L'altra faccia, molto più subdola, è quella invece di esaltare gli animali attribuendogli caratteristiche mitiche o sacre, misticheggianti, simboliche, seppur in un'accezione positiva.
Lo specismo si rivela laddove gli altri animali non sono mai considerati per sé stessi, come individui con un valore inerente relativo ai loro interessi, ma sempre come "altro" - simbolico o magico - che abbia una qualche utilità per noi, effetto di una narrazione antropocentrica. Gli animali come mito della nostra storia, nella nostra storia, quindi, e non come individui, soggetti dotati di una loro individualità a prescindere dal nostro sguardo.
Esaltare l'animalità è uguale a denigrarla.

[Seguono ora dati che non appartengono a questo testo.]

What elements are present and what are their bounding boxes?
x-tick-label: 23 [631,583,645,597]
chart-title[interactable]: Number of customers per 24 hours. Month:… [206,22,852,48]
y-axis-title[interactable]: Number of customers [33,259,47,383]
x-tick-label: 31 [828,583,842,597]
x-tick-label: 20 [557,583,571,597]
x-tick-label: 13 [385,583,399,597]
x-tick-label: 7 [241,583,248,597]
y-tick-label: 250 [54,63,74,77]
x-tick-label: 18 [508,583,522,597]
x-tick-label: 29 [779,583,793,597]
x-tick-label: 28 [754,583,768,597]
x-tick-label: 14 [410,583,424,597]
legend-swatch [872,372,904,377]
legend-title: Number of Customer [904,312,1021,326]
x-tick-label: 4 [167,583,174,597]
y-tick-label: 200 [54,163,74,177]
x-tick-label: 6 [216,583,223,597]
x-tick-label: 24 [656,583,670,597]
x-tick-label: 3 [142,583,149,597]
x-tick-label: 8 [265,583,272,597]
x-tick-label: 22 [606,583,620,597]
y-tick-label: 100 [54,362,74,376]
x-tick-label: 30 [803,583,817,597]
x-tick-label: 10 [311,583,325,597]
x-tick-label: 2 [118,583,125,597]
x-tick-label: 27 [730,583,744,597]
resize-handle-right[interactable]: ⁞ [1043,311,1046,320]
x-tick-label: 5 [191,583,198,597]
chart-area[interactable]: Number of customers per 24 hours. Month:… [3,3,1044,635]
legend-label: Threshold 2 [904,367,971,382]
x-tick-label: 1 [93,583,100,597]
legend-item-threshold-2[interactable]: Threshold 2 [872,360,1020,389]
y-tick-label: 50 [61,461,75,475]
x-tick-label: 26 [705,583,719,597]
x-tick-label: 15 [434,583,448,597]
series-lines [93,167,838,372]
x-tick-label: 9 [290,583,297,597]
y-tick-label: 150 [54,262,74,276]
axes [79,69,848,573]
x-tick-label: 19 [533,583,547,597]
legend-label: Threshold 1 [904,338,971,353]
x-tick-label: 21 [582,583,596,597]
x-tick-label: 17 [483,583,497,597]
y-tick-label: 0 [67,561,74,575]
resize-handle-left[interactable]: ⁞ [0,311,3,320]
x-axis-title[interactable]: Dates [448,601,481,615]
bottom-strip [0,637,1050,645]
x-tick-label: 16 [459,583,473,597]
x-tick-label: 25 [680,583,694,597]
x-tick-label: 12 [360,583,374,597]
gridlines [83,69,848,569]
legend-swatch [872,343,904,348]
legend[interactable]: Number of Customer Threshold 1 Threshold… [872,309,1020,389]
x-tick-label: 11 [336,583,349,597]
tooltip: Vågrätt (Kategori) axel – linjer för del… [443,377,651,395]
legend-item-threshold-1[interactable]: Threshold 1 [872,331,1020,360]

In ogni caso non si tiene conto della realtà specifica ed etologica degli animali, ma solo di ciò che noi, quasi leggendariamente o basandoci su stereotipi, proiettiamo sulle loro esistenze.
Gli altri animali non sono i nostri spiriti guida, non hanno proprietà divinatorie, non sono in contatto con l'aldilà o altro.
Gli altri animali vivono in questo pianeta, semplicemente, e quel che gli dobbiamo è rispetto. Non amore, non adorazione perché non sono Dei, ma soggetti in corpi vulnerabili, mortali, esattamente come noi.